Remix.run Logo
TheDong 5 days ago

Even if you use channels to send things between goroutines, go makes it very hard to do so safely because it doesn't have the idea of sendable types, ownership, read-only references, and so on.

For example, is the following program safe, or does it race?

    func processData(lines <-chan []byte) {
      for line := range lines {
        fmt.Printf("processing line: %v\n", line)
      }
    }

    func main() {
      lines := make(chan []byte)
      go processData(lines)

      var buf bytes.Buffer
      for range 3 {
        buf.WriteString("mock data, assume this got read into the buffer from a file or something")
        lines <- buf.Bytes()
        buf.Reset()
      }
    }
The answer is of course that it's a data race. Why?

Because `buf.Bytes()` returns the underlying memory, and then `Reset` lets you re-use the same backing memory, and so "processData" and "main" are both writing to the same data at the same time.

In rust, this would not compile because it is two mutable references to the same data, you'd either have to send ownership across the channel, or send a copy.

In go, it's confusing. If you use `bytes.Buffer.ReadBytes("\n")` you get a copy back, so you can send it. Same for `bytes.Buffer.String()`.

But if you use `bytes.Buffer.Bytes()` you get something you can't pass across a channel safely, unless you also never use that bytes.Buffer again.

Channels in rust solve this problem because rust understands "sending" and ownership. Go does not have those things, and so they just give you a new tool to shoot yourself in the foot that is slower than mutexes, and based on my experience with new gophers, also more difficult to use correctly.

Mawr 4 days ago | parent | next [-]

> In go, it's confusing. If you use `bytes.Buffer.ReadBytes("\n")` you get a copy back, so you can send it. Same for `bytes.Buffer.String()`.

>

> But if you use `bytes.Buffer.Bytes()`

If you're experienced, it's pretty obvious that a `bytes.Buffer` will simply return its underlying storage if you call `.Bytes()` on it, but will have to allocate and return a new object if you call say `.String()` on it.

> unless you also never use that bytes.Buffer again.

I'm afraid that's concurrency 101. It's exactly the same in Go as in any language before it, you must make sure to define object lifetimes once you start passing them around in concurrent fashion.

Channels are nice in that they model certain common concurrency patterns really well - pipelines of processing. You don't have to annotate everything with mutexes and you get backpressure for free. But they are not supposed to be the final solution to all things concurrency and they certainly aren't supposed to make data races impossible.
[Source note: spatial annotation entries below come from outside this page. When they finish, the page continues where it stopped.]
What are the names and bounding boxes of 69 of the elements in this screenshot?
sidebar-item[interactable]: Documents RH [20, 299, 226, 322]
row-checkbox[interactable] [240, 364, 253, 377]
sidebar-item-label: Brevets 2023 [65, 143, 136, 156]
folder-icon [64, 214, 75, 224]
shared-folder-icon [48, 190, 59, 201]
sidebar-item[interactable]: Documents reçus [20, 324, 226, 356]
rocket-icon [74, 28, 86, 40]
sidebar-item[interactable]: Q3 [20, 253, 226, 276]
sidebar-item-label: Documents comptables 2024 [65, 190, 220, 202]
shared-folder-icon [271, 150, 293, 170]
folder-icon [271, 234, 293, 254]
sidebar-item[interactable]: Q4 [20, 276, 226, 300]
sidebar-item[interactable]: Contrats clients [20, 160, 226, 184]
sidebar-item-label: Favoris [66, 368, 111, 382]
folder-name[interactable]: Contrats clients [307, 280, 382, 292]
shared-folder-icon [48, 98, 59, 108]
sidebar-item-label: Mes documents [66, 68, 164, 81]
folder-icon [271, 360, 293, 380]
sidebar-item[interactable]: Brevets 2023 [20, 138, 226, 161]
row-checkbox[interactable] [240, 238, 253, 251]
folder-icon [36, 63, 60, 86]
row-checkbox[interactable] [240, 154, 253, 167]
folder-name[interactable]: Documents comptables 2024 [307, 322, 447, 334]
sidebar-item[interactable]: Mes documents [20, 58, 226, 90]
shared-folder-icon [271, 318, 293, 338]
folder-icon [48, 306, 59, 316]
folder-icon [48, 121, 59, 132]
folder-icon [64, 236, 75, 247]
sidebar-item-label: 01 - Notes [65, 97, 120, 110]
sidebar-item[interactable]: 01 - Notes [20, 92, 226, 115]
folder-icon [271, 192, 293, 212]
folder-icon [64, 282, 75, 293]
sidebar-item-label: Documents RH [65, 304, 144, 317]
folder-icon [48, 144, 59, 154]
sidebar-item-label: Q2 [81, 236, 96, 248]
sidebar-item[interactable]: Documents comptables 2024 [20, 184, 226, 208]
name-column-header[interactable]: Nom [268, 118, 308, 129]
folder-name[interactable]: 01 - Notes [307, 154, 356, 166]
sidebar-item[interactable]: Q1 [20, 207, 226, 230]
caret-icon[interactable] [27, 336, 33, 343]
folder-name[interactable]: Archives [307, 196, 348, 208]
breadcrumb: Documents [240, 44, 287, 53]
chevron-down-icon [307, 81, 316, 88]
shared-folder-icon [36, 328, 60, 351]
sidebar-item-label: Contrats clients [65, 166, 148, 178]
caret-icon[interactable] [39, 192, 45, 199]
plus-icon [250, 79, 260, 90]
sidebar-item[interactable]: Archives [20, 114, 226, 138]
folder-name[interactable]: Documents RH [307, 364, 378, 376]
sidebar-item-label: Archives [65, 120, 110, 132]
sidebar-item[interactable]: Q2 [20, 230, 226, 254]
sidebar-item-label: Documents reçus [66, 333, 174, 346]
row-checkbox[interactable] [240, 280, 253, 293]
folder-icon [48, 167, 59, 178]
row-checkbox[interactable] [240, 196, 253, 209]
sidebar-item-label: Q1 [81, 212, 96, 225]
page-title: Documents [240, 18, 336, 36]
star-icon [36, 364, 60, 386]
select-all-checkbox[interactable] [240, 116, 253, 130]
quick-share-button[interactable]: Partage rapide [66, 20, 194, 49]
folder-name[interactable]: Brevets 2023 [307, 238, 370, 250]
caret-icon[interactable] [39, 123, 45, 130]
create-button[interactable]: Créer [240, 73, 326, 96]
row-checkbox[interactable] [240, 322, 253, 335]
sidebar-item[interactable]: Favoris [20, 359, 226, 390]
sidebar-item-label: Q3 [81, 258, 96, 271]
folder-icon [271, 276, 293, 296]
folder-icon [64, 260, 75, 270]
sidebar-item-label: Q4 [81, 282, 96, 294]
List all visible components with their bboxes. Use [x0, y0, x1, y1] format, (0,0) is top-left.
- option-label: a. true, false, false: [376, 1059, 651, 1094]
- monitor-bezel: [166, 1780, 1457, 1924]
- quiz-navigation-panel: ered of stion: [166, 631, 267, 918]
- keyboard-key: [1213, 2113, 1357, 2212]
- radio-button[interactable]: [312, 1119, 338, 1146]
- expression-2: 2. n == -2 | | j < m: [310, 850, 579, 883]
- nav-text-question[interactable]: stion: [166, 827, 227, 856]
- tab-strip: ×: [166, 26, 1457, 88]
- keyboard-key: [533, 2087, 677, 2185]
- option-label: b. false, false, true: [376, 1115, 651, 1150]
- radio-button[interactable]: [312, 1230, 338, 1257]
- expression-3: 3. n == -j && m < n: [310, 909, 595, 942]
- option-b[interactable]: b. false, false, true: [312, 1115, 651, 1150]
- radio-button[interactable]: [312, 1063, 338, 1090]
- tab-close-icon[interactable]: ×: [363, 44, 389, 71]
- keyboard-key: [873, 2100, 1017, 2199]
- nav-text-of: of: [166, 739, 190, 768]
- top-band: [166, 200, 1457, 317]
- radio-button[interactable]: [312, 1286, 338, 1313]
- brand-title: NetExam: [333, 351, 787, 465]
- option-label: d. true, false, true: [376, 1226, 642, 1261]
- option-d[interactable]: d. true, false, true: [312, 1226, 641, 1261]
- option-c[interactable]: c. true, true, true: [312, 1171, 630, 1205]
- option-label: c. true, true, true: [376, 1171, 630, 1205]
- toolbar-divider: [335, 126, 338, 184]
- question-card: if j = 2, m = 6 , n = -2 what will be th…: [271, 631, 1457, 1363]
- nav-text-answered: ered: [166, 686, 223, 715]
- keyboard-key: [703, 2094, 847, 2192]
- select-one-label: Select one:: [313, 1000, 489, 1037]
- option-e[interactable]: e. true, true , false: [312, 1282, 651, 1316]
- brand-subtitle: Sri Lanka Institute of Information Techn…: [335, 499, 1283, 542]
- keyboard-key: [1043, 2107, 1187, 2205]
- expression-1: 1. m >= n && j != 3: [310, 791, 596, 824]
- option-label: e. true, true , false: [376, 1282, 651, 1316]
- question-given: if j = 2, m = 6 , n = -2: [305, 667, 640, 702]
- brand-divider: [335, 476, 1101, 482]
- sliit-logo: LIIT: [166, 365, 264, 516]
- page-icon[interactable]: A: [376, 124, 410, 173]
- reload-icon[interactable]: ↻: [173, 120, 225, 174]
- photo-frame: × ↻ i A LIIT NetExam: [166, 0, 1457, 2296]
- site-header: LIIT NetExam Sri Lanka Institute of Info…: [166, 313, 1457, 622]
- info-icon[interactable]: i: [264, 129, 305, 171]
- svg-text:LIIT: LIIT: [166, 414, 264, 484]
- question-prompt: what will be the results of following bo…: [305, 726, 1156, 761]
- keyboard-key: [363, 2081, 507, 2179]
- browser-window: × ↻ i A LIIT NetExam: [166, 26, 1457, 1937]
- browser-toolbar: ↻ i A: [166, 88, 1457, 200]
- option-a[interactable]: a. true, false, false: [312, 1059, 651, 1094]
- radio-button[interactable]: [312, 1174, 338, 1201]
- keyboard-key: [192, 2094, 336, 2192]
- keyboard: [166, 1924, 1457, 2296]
> Even if you use channels to send things between goroutines, go makes it very hard to do so safely

Really? Because it seems really easy to me. The consumer of the channel needs some data to operate on? Ok, is it only for reading? Then send a copy. For writing too? No problem, send a reference and never touch that reference on our side of the fence again until the consumer is done executing.

Seems about as hard to understand to me as the reason why my friend is upset when I ate the cake I gave to him as a gift. I gave it to him and subsequently treated it as my own!

Such issues only arise if you try to apply concurrency to a problem willy-nilly, without rethinking your data model to fit into a concurrent context.

Now, would the Rust approach be better here? Sure, but not if that means using Rust ;) Rust's fancy concurrency guarantees come with the whole package that is Rust, which as a language is usually wildly inappropriate for the problem at hand. But if I could opt into Rust-like protections for specific Go data structures, that'd be great.

hu3 5 days ago | parent | prev [-]

That code would never pass a human pull request review. It doesn't even pass AI code review with a simple "review this code" prompt: https://chatgpt.com/share/68829f14-c004-8001-ac20-4dc1796c76...

"2. Shared buffer causes race/data reuse You're writing to buf, getting buf.Bytes(), and sending it to the channel. But buf.Bytes() returns a slice backed by the same memory, which you then Reset(). This causes line in processData to read the reset or reused buffer."

I mean, you're basically passing a pointer to another thread to processData() and then promptly trying to do stuff with the same pointer.

nemothekid 5 days ago | parent | next [-]

If you are familiar with the internals of bytes/buffer you would catch this. But it would be great for the compiler to catch this instead of a human reviewer. In Rust, this code wouldn't even compile. And I'd argue even in C++, this mistake would be clearer to see in just the code.

TheDong 5 days ago | parent | prev [-]

> I mean, you're basically passing a pointer to another thread to processData()

And yet, "bytes.Buffer.ReadBytes(delim)" returns a copy of the underlying data which would be safe in this context.

The type system does not make it obvious when this is safe or not, and passing pointers you own across channels is fine and common.

> That code would never pass a human pull request review

Yes, that was a simplified example that a human or AI could spot.

When you actually see this in the wild, it's not a minimal example, it's a small bug in hundreds of lines of code.

I've seen this often enough that it obviously does actually happen, and does pass human code review.